Pourquoi l’association Ichtus propose-t-elle un colloque sur le Christ-Roi à l’occasion de centenaire de Quas Primas ?

Marquer le centenaire de Quas Primas est naturel pour Ichtus puisque nous sommes les héritiers de la Cité catholique de Jean Ousset, lequel a publié en 1959 un ouvrage – intitulé Pour qu’il règne – qui a nourri l’engagement civique de nombreux catholiques. Pour Ousset, dans la lignée de Quas Primas, il a toujours été clair que la finalité la plus élevée de l’action temporelle était de nature spirituelle : il s’agit, in fine, que le Christ règne dans les cœurs, les familles, les peuples et les nations. « De la forme donnée à la société, conforme ou non aux lois divines, dépend et découle le bien ou le mal des âmes. », dira ensuite le pape Pie XII en 1941.

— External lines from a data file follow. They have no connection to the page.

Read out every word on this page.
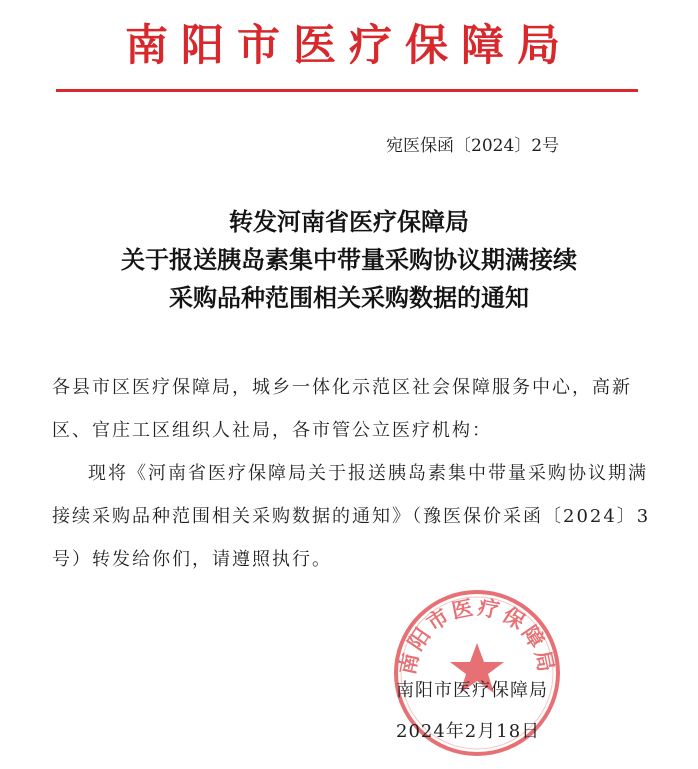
南阳市医疗保障局
宛医保函〔2024〕2号
转发河南省医疗保障局
关于报送胰岛素集中带量采购协议期满接续
采购品种范围相关采购数据的通知
各县市区医疗保障局，城乡一体化示范区社会保障服务中心，高新区、官庄工区组织人社局，各市管公立医疗机构：
现将《河南省医疗保障局关于报送胰岛素集中带量采购协议期满接续采购品种范围相关采购数据的通知》（豫医保价采函〔2024〕3号）转发给你们，请遵照执行。
南阳市医疗保障局
南阳市医疗保障局
2024年2月18日
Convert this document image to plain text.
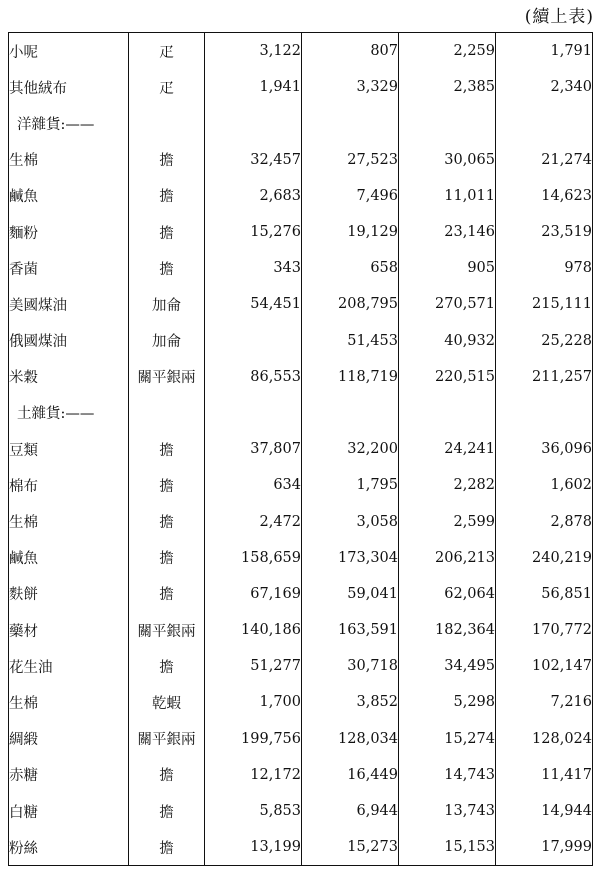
(續上表)
小呢	疋	3,122	807	2,259	1,791
其他絨布	疋	1,941	3,329	2,385	2,340
洋雜貨:——					
生棉	擔	32,457	27,523	30,065	21,274
鹹魚	擔	2,683	7,496	11,011	14,623
麵粉	擔	15,276	19,129	23,146	23,519
香菌	擔	343	658	905	978
美國煤油	加侖	54,451	208,795	270,571	215,111
俄國煤油	加侖		51,453	40,932	25,228
米穀	關平銀兩	86,553	118,719	220,515	211,257
土雜貨:——					
豆類	擔	37,807	32,200	24,241	36,096
棉布	擔	634	1,795	2,282	1,602
生棉	擔	2,472	3,058	2,599	2,878
鹹魚	擔	158,659	173,304	206,213	240,219
麩餅	擔	67,169	59,041	62,064	56,851
藥材	關平銀兩	140,186	163,591	182,364	170,772
花生油	擔	51,277	30,718	34,495	102,147
生棉	乾蝦	1,700	3,852	5,298	7,216
綢緞	關平銀兩	199,756	128,034	15,274	128,024
赤糖	擔	12,172	16,449	14,743	11,417
白糖	擔	5,853	6,944	13,743	14,944
粉絲	擔	13,199	15,273	15,153	17,999
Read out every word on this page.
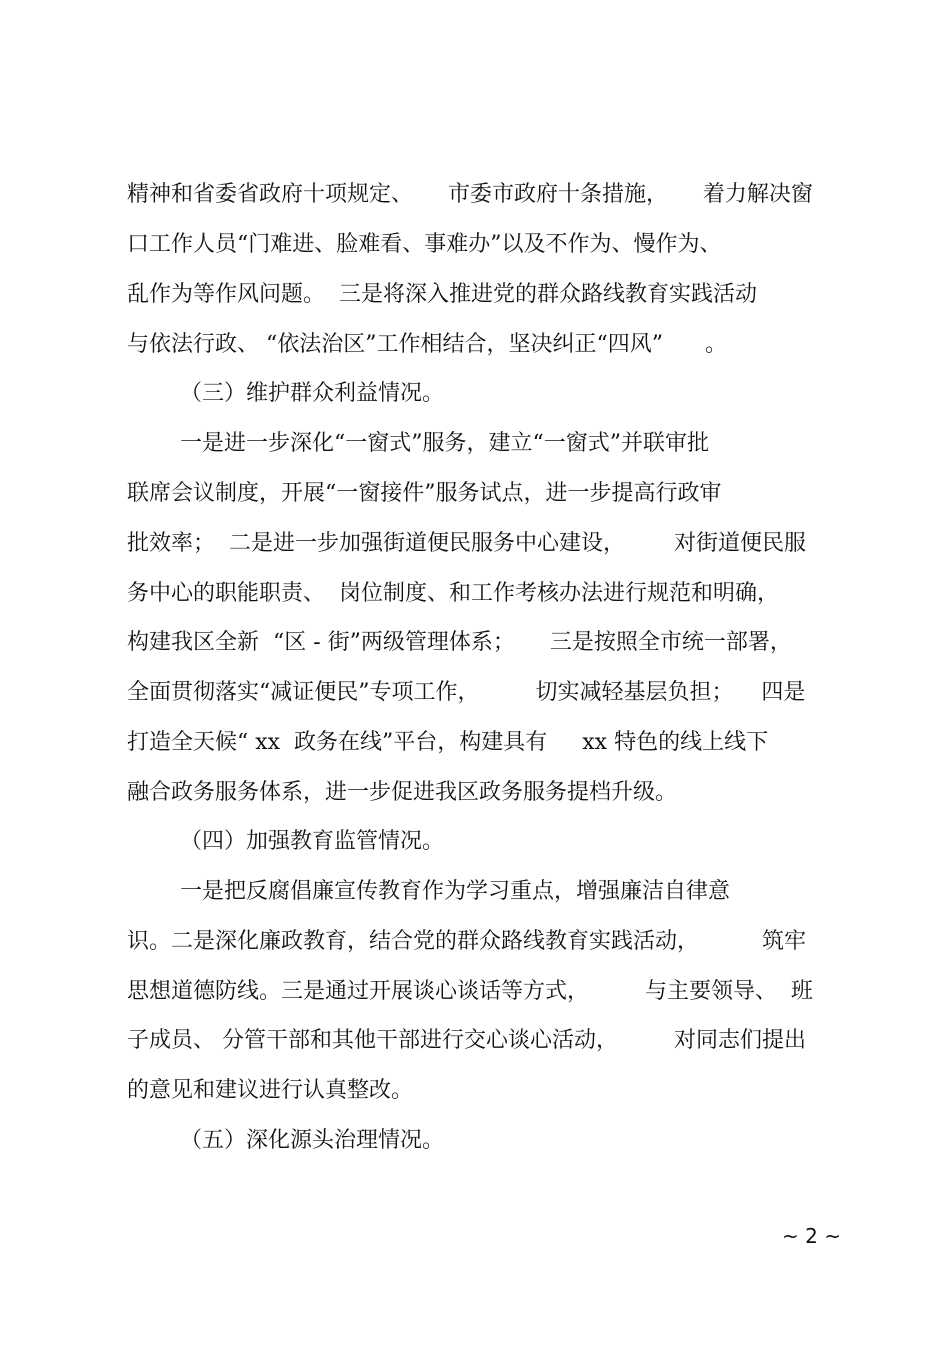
精神和省委省政府十项规定、     市委市政府十条措施，     着力解决窗
口工作人员“门难进、脸难看、事难办”以及不作为、慢作为、
乱作为等作风问题。  三是将深入推进党的群众路线教育实践活动
与依法行政、 “依法治区”工作相结合，坚决纠正“四风”      。
（三）维护群众利益情况。
一是进一步深化“一窗式”服务，建立“一窗式”并联审批
联席会议制度，开展“一窗接件”服务试点，进一步提高行政审
批效率；  二是进一步加强街道便民服务中心建设，       对街道便民服
务中心的职能职责、  岗位制度、和工作考核办法进行规范和明确，
构建我区全新  “区 - 街”两级管理体系；     三是按照全市统一部署，
全面贯彻落实“减证便民”专项工作，        切实减轻基层负担；    四是
打造全天候“ xx  政务在线”平台，构建具有     xx 特色的线上线下
融合政务服务体系，进一步促进我区政务服务提档升级。
（四）加强教育监管情况。
一是把反腐倡廉宣传教育作为学习重点，增强廉洁自律意
识。二是深化廉政教育，结合党的群众路线教育实践活动，         筑牢
思想道德防线。三是通过开展谈心谈话等方式，        与主要领导、  班
子成员、 分管干部和其他干部进行交心谈心活动，        对同志们提出
的意见和建议进行认真整改。
（五）深化源头治理情况。
~ 2 ~
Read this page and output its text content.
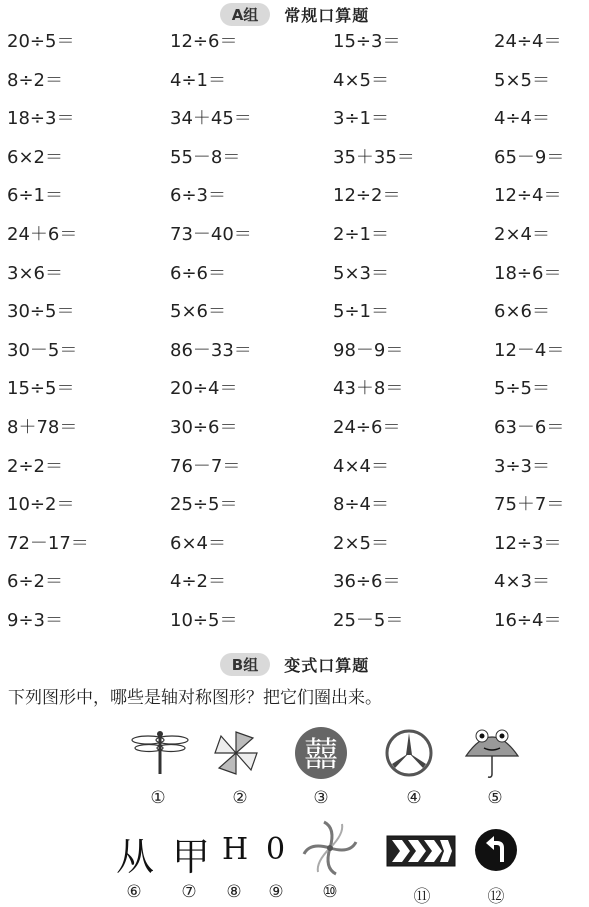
A组	常规口算题
20÷5＝	12÷6＝	15÷3＝	24÷4＝
8÷2＝	4÷1＝	4×5＝	5×5＝
18÷3＝	34＋45＝	3÷1＝	4÷4＝
6×2＝	55－8＝	35＋35＝	65－9＝
6÷1＝	6÷3＝	12÷2＝	12÷4＝
24＋6＝	73－40＝	2÷1＝	2×4＝
3×6＝	6÷6＝	5×3＝	18÷6＝
30÷5＝	5×6＝	5÷1＝	6×6＝
30－5＝	86－33＝	98－9＝	12－4＝
15÷5＝	20÷4＝	43＋8＝	5÷5＝
8＋78＝	30÷6＝	24÷6＝	63－6＝
2÷2＝	76－7＝	4×4＝	3÷3＝
10÷2＝	25÷5＝	8÷4＝	75＋7＝
72－17＝	6×4＝	2×5＝	12÷3＝
6÷2＝	4÷2＝	36÷6＝	4×3＝
9÷3＝	10÷5＝	25－5＝	16÷4＝
B组	变式口算题
下列图形中，哪些是轴对称图形？把它们圈出来。
囍
①	②	③	④	⑤
从 甲 H 0
⑥ ⑦ ⑧ ⑨ ⑩	⑪	⑫
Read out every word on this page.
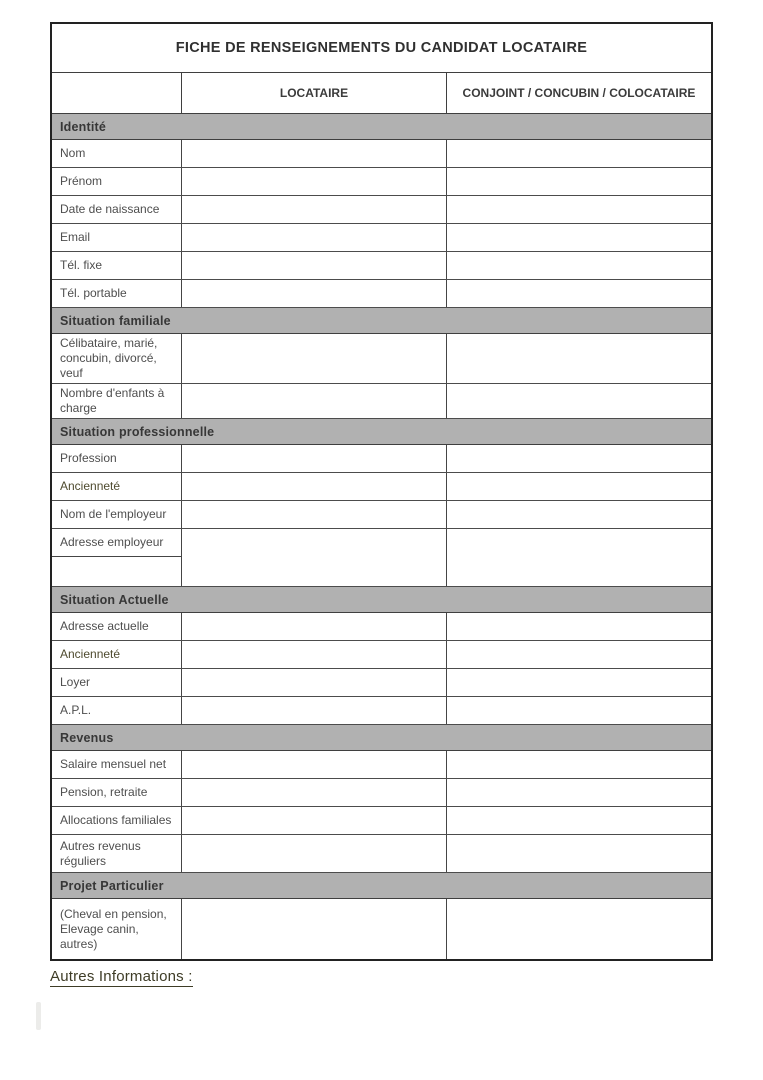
FICHE DE RENSEIGNEMENTS DU CANDIDAT LOCATAIRE
LOCATAIRE	CONJOINT / CONCUBIN / COLOCATAIRE
Identité
Nom
Prénom
Date de naissance
Email
Tél. fixe
Tél. portable
Situation familiale
Célibataire, marié, concubin, divorcé, veuf
Nombre d'enfants à charge
Situation professionnelle
Profession
Ancienneté
Nom de l'employeur
Adresse employeur
Situation Actuelle
Adresse actuelle
Ancienneté
Loyer
A.P.L.
Revenus
Salaire mensuel net
Pension, retraite
Allocations familiales
Autres revenus réguliers
Projet Particulier
(Cheval en pension, Elevage canin, autres)
Autres Informations :
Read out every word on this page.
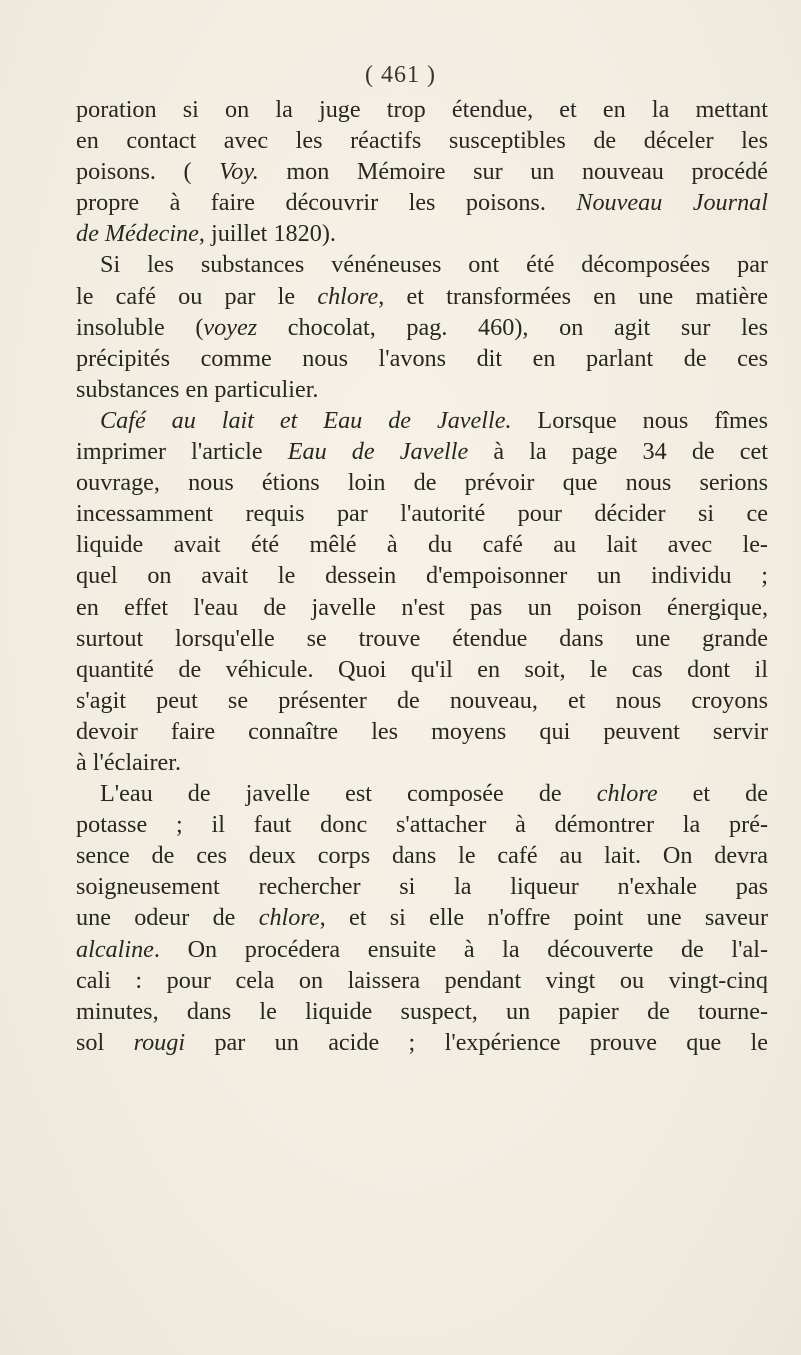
( 461 )
poration si on la juge trop étendue, et en la mettant
en contact avec les réactifs susceptibles de déceler les
poisons. ( Voy. mon Mémoire sur un nouveau procédé
propre à faire découvrir les poisons. Nouveau Journal
de Médecine, juillet 1820).
Si les substances vénéneuses ont été décomposées par
le café ou par le chlore, et transformées en une matière
insoluble (voyez chocolat, pag. 460), on agit sur les
précipités comme nous l'avons dit en parlant de ces
substances en particulier.
Café au lait et Eau de Javelle. Lorsque nous fîmes
imprimer l'article Eau de Javelle à la page 34 de cet
ouvrage, nous étions loin de prévoir que nous serions
incessamment requis par l'autorité pour décider si ce
liquide avait été mêlé à du café au lait avec le-
quel on avait le dessein d'empoisonner un individu ;
en effet l'eau de javelle n'est pas un poison énergique,
surtout lorsqu'elle se trouve étendue dans une grande
quantité de véhicule. Quoi qu'il en soit, le cas dont il
s'agit peut se présenter de nouveau, et nous croyons
devoir faire connaître les moyens qui peuvent servir
à l'éclairer.
L'eau de javelle est composée de chlore et de
potasse ; il faut donc s'attacher à démontrer la pré-
sence de ces deux corps dans le café au lait. On devra
soigneusement rechercher si la liqueur n'exhale pas
une odeur de chlore, et si elle n'offre point une saveur
alcaline. On procédera ensuite à la découverte de l'al-
cali : pour cela on laissera pendant vingt ou vingt-cinq
minutes, dans le liquide suspect, un papier de tourne-
sol rougi par un acide ; l'expérience prouve que le
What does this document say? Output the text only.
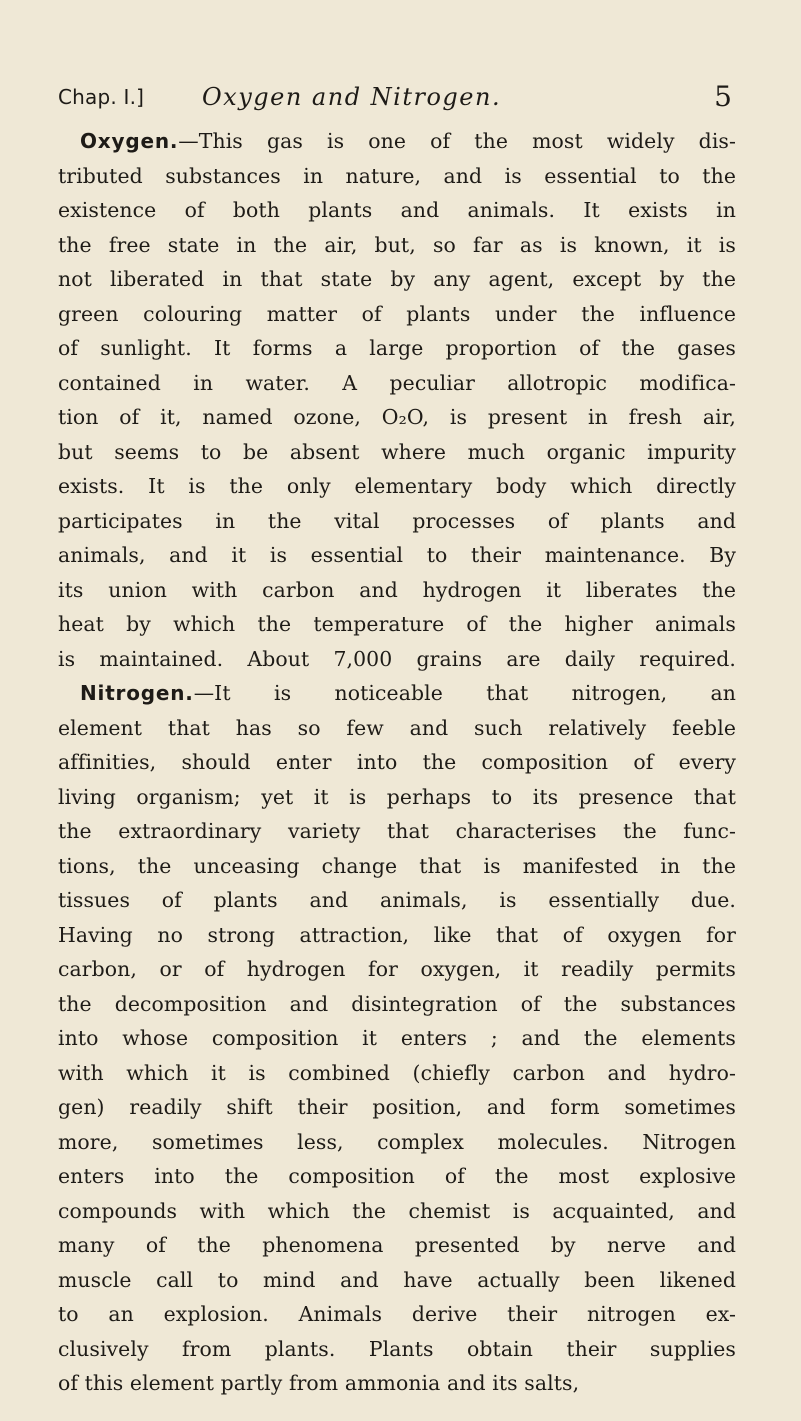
Chap. I.] Oxygen and Nitrogen.	5
Oxygen.—This gas is one of the most widely dis-
tributed substances in nature, and is essential to the
existence of both plants and animals. It exists in
the free state in the air, but, so far as is known, it is
not liberated in that state by any agent, except by the
green colouring matter of plants under the influence
of sunlight. It forms a large proportion of the gases
contained in water. A peculiar allotropic modifica-
tion of it, named ozone, O₂O, is present in fresh air,
but seems to be absent where much organic impurity
exists. It is the only elementary body which directly
participates in the vital processes of plants and
animals, and it is essential to their maintenance. By
its union with carbon and hydrogen it liberates the
heat by which the temperature of the higher animals
is maintained. About 7,000 grains are daily required.
Nitrogen.—It is noticeable that nitrogen, an
element that has so few and such relatively feeble
affinities, should enter into the composition of every
living organism; yet it is perhaps to its presence that
the extraordinary variety that characterises the func-
tions, the unceasing change that is manifested in the
tissues of plants and animals, is essentially due.
Having no strong attraction, like that of oxygen for
carbon, or of hydrogen for oxygen, it readily permits
the decomposition and disintegration of the substances
into whose composition it enters ; and the elements
with which it is combined (chiefly carbon and hydro-
gen) readily shift their position, and form sometimes
more, sometimes less, complex molecules. Nitrogen
enters into the composition of the most explosive
compounds with which the chemist is acquainted, and
many of the phenomena presented by nerve and
muscle call to mind and have actually been likened
to an explosion. Animals derive their nitrogen ex-
clusively from plants. Plants obtain their supplies
of this element partly from ammonia and its salts,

Quel est l’objectif de ce colloque ?

Nous souhaitons certes manifester une fidélité à notre histoire, mais il ne s’agit pas d’exprimer une forme de nostalgie d’un monde ancien. L’objectif de ce colloque est très actuel : il vise à éclairer l’action et les buts des catholiques engagés dans les grandes affaires de notre temps. À cet égard, la notion de royauté sociale du Christ peut et doit être actualisée parce que le constat des impasses de la sécularisation donne, d’une certaine manière, raison à Pie XI. Celui-ci a voulu nous avertir que c’était une illusion de prétendre construire une société sans Dieu.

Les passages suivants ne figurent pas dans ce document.